Las columnas rostrales y los altares
Ocasionalmente se levantaron también columnas historiadas, con frisos de bajorrelieves en espiral, relatando
con gran detalle las campañas militares de los romanos. La primera y más grande de ellas fue la del foro de
Trajano (113 d.C.) de Roma, levantada por el arquitecto Apolodoro de Damasco. Describe las actividades de
la armada romana en su guerra contra los Dacios, en la frontera septentrional del Imperio (actual Rumania).

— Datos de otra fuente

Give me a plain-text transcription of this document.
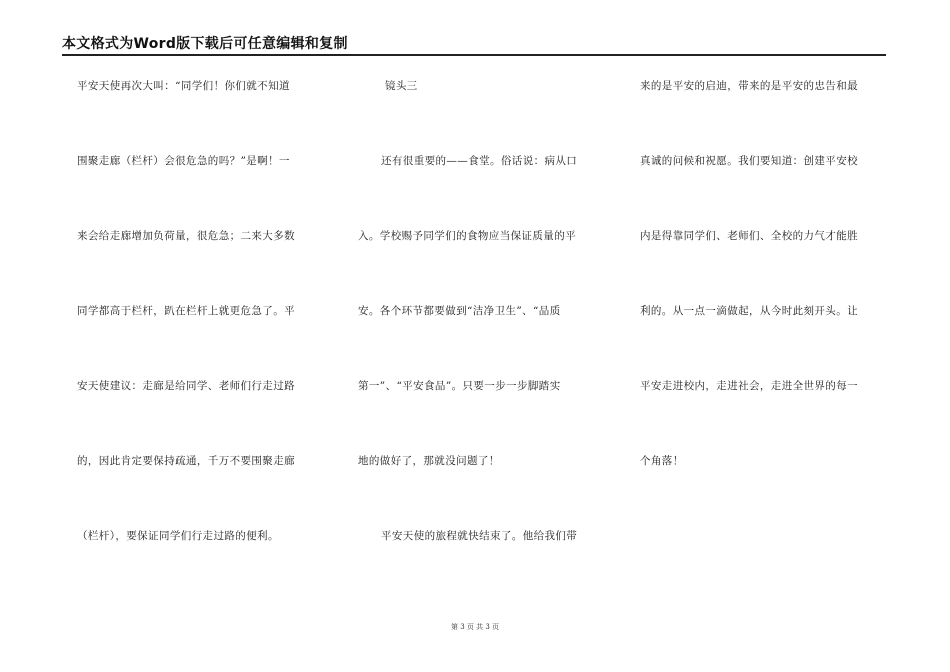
本文格式为Word版下载后可任意编辑和复制
平安天使再次大叫：“同学们！你们就不知道
围聚走廊（栏杆）会很危急的吗？”是啊！一
来会给走廊增加负荷量，很危急；二来大多数
同学都高于栏杆，趴在栏杆上就更危急了。平
安天使建议：走廊是给同学、老师们行走过路
的，因此肯定要保持疏通，千万不要围聚走廊
（栏杆），要保证同学们行走过路的便利。
镜头三
还有很重要的——食堂。俗话说：病从口
入。学校赐予同学们的食物应当保证质量的平
安。各个环节都要做到“洁净卫生”、“品质
第一”、“平安食品”。只要一步一步脚踏实
地的做好了，那就没问题了！
平安天使的旅程就快结束了。他给我们带
来的是平安的启迪，带来的是平安的忠告和最
真诚的问候和祝愿。我们要知道：创建平安校
内是得靠同学们、老师们、全校的力气才能胜
利的。从一点一滴做起，从今时此刻开头。让
平安走进校内，走进社会，走进全世界的每一
个角落！
第 3 页 共 3 页
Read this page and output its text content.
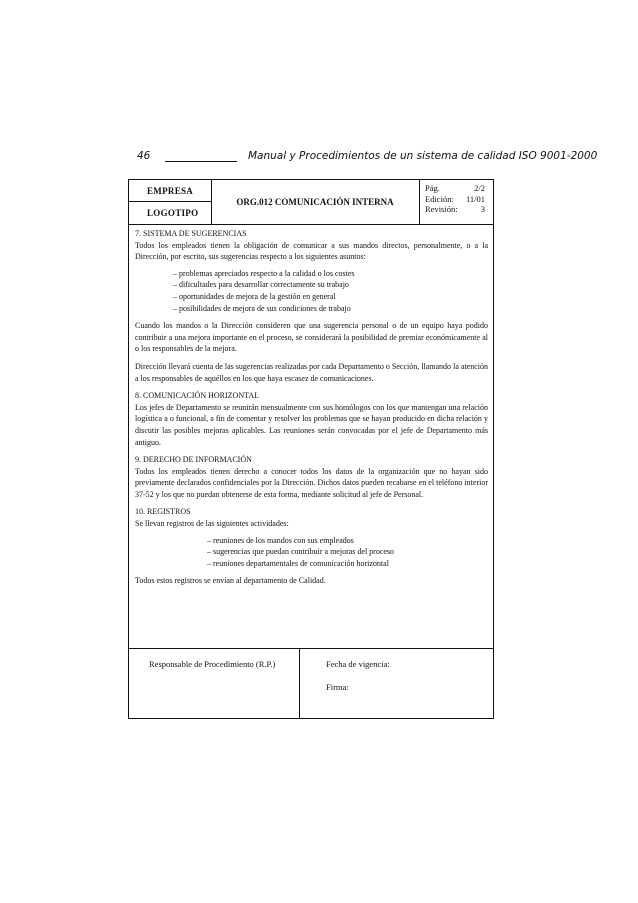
46	Manual y Procedimientos de un sistema de calidad ISO 9001-2000
EMPRESA
LOGOTIPO
ORG.012 COMUNICACIÓN INTERNA
Pág.	2/2
Edición: 11/01
Revisión:	3
7. SISTEMA DE SUGERENCIAS

Todos los empleados tienen la obligación de comunicar a sus mandos directos, personalmente, o a la Dirección, por escrito, sus sugerencias respecto a los siguientes asuntos:

– problemas apreciados respecto a la calidad o los costes
– dificultades para desarrollar correctamente su trabajo
– oportunidades de mejora de la gestión en general
– posibilidades de mejora de sus condiciones de trabajo

Cuando los mandos o la Dirección consideren que una sugerencia personal o de un equipo haya podido contribuir a una mejora importante en el proceso, se considerará la posibilidad de premiar económicamente al o los responsables de la mejora.

Dirección llevará cuenta de las sugerencias realizadas por cada Departamento o Sección, llamando la atención a los responsables de aquéllos en los que haya escasez de comunicaciones.

8. COMUNICACIÓN HORIZONTAL

Los jefes de Departamento se reunirán mensualmente con sus homólogos con los que mantengan una relación logística a o funcional, a fin de comentar y resolver los problemas que se hayan producido en dicha relación y discutir las posibles mejoras aplicables. Las reuniones serán convocadas por el jefe de Departamento más antiguo.

9. DERECHO DE INFORMACIÓN

Todos los empleados tienen derecho a conocer todos los datos de la organización que no hayan sido previamente declarados confidenciales por la Dirección. Dichos datos pueden recabarse en el teléfono interior 37-52 y los que no puedan obtenerse de esta forma, mediante solicitud al jefe de Personal.

10. REGISTROS

Se llevan registros de las siguientes actividades:

– reuniones de los mandos con sus empleados
– sugerencias que puedan contribuir a mejoras del proceso
– reuniones departamentales de comunicación horizontal

Todos estos registros se envían al departamento de Calidad.

Responsable de Procedimiento (R.P.)	Fecha de vigencia:
Firma:
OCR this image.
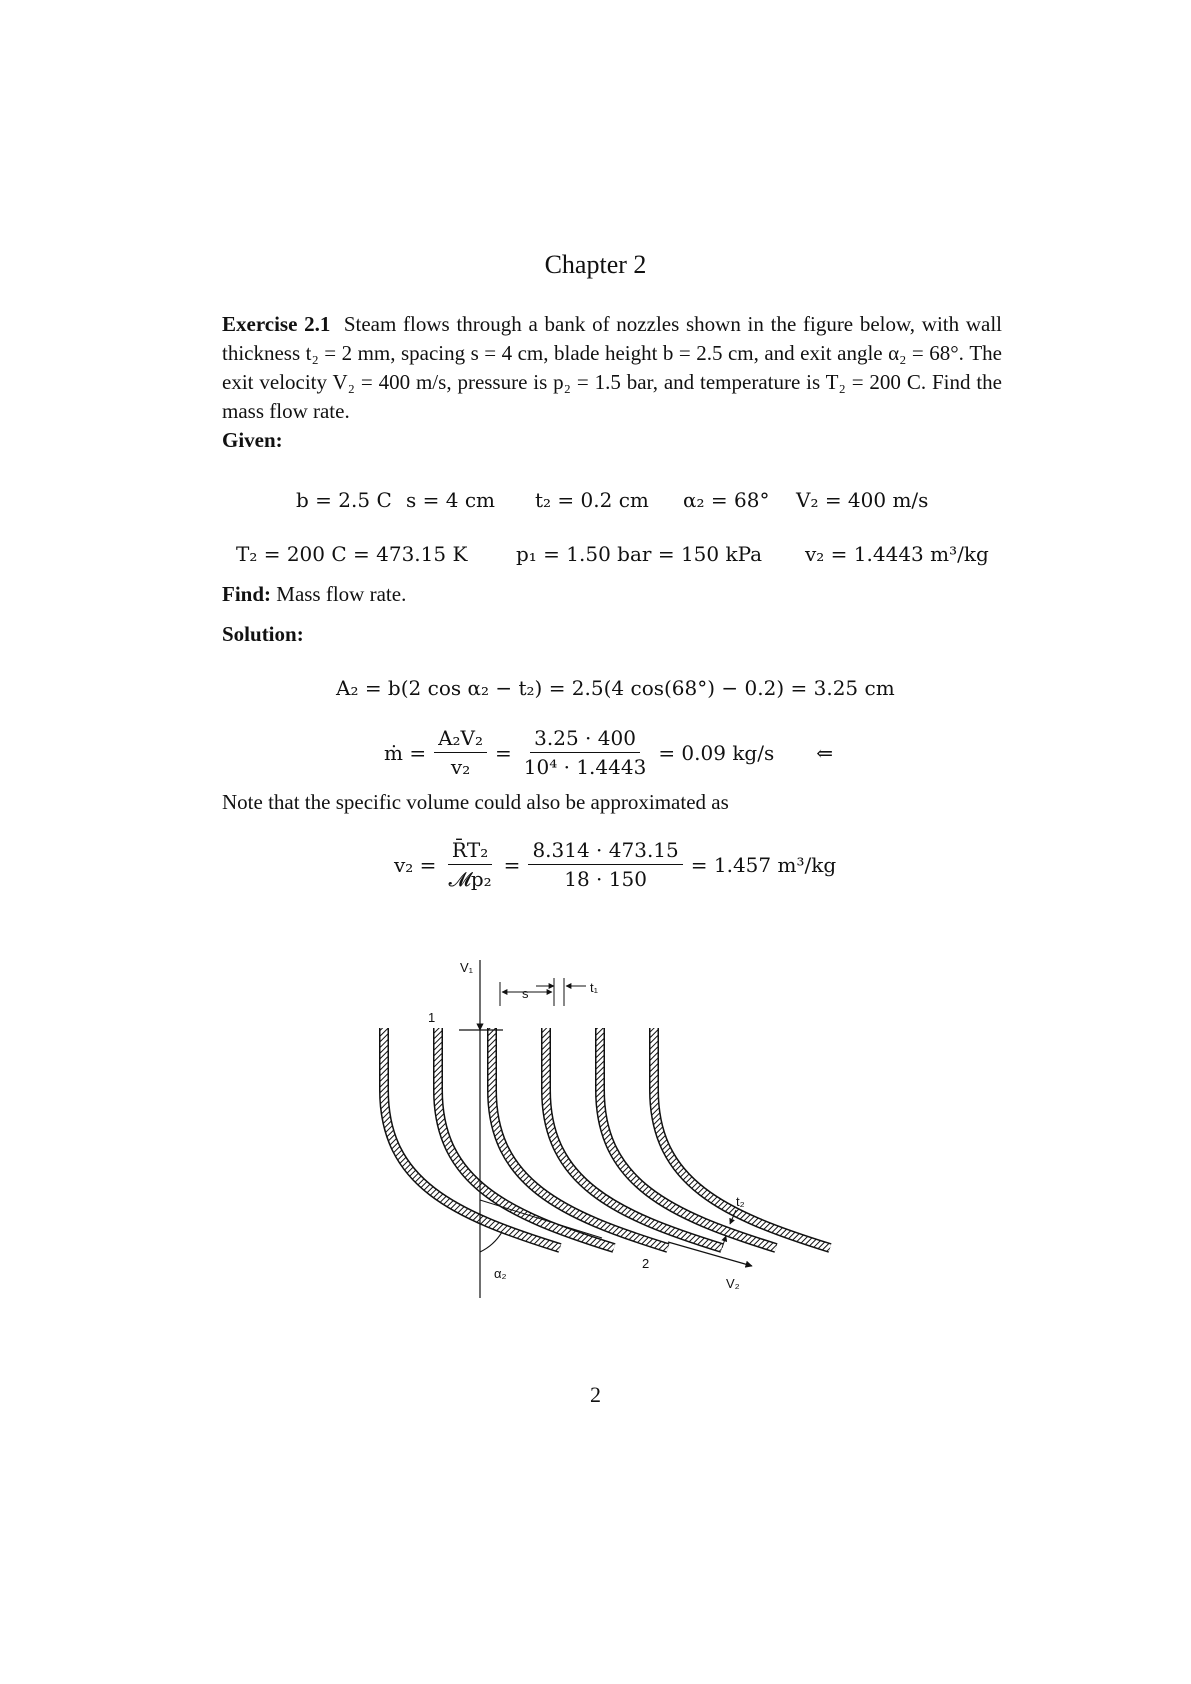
Chapter 2
Exercise 2.1 Steam flows through a bank of nozzles shown in the figure below, with wall thickness t₂ = 2 mm, spacing s = 4 cm, blade height b = 2.5 cm, and exit angle α₂ = 68°. The exit velocity V₂ = 400 m/s, pressure is p₂ = 1.5 bar, and temperature is T₂ = 200 C. Find the mass flow rate.
Given:
b = 2.5 C s = 4 cm t₂ = 0.2 cm α₂ = 68° V₂ = 400 m/s
T₂ = 200 C = 473.15 K p₁ = 1.50 bar = 150 kPa v₂ = 1.4443 m³/kg
Find: Mass flow rate.
Solution:
A₂ = b(2 cos α₂ − t₂) = 2.5(4 cos(68°) − 0.2) = 3.25 cm
ṁ = $\frac{\text{A₂V₂}}{\text{v₂}} = \frac{3.25 \cdot 400}{\text{10⁴ · 1.4443}} = 0.09$ kg/s ⇐
Note that the specific volume could also be approximated as
$v_2 = \frac{\text{R̄T₂}}{\text{𝓜p₂}} = \frac{8.314 \cdot 473.15}{18 \cdot 150} = 1.457$ m³/kg
V₁
1
s	t₁
t₂
α₂
2
V₂
2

Los relieves históricos adornaron también grandes altares como el Ara Pacis de Augusto (fechado en Roma
del 13 al 9 a.C.), cuyos relieves celebran el inicio con Augusto de la pax romana, la gran época de paz y
prosperidad del Imperio romano.
Los estilos escultóricos
El estilo de los relieves escultóricos del imperio se extiende desde el consciente neoclasicismo griego de los
frisos del Ara Pacis al esquemático, frontal e hierático estilo de los nuevos bajorrelieves labrados para el arco
de Constantino. En muchos monumentos pueden contemplarse dos o más estilos superpuestos. Como se ha
señalado anteriormente, la historia del arte romano fue ecléctica hasta su final y ningún periodo tuvo un estilo
unificado. De hecho, las construcciones oficiales a menudo difieren, como se aprecia en los monumentos
coetáneos de la capital y las provincias.
Los relieves funerarios
Los encargos privados de esculturas en relieve se hicieron por lo general en contextos funerarios. Los
comerciantes prósperos, como el panadero Eurysaces, hicieron inmortalizar en sus mausoleos las actividades
comerciales realizadas en vida. Durante el final de la República y el inicio del Imperio se labraron relieves
escultóricos de los libertos para las fachadas de sus sepulcros comunales. En los siglos I y II d.C. los retratos
en relieve se colocaron generalmente en los altares funerarios o alrededor de las tumbas.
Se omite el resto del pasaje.